Бурсак в седле - Поволяев Валерий Дмитриевич
От снега поднимался легкий прозрачный пар. Там, где он сгущался, — были видны кудрявые клубы.
Калмыков откинул в сторону лом, которым была подперта дверь изнутри, выбил из пазов засов и выглянул наружу.
Двор был затоптан — следов виднелось много, но понять, сколько человек приходили убивать атамана, было невозможно: Пупок со своими «мюридами» тоже здорово наследил… Калмыков, держа наган наготове, исследовал следы, потом заглянул за сарай.
В одном месте он увидел кровь. Немного крови — пуля зацепила человека по касательной, не ранила, а только обожгла. Ну что ж — хоть это.

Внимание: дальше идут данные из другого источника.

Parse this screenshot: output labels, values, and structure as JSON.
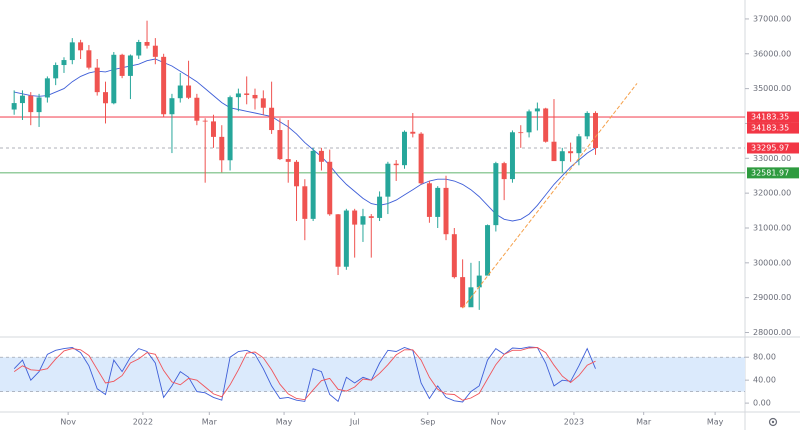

Пусть Шевченко знает: Калмыков никогда без боя не сдается, обязательно будет отбиваться.
На дверь он навесил замок, хотя хлипкий плоский кусок железа был слабой защитой от воров, и вышел на улицу.
Миновал несколько домов, свернул в проулок, спугнул двух собравшихся подраться котов и очутился перед домом тетки Натальи (у нее было два дома, один она сдавала внайм, во втором жила сама). Аня обычно останавливалась здесь.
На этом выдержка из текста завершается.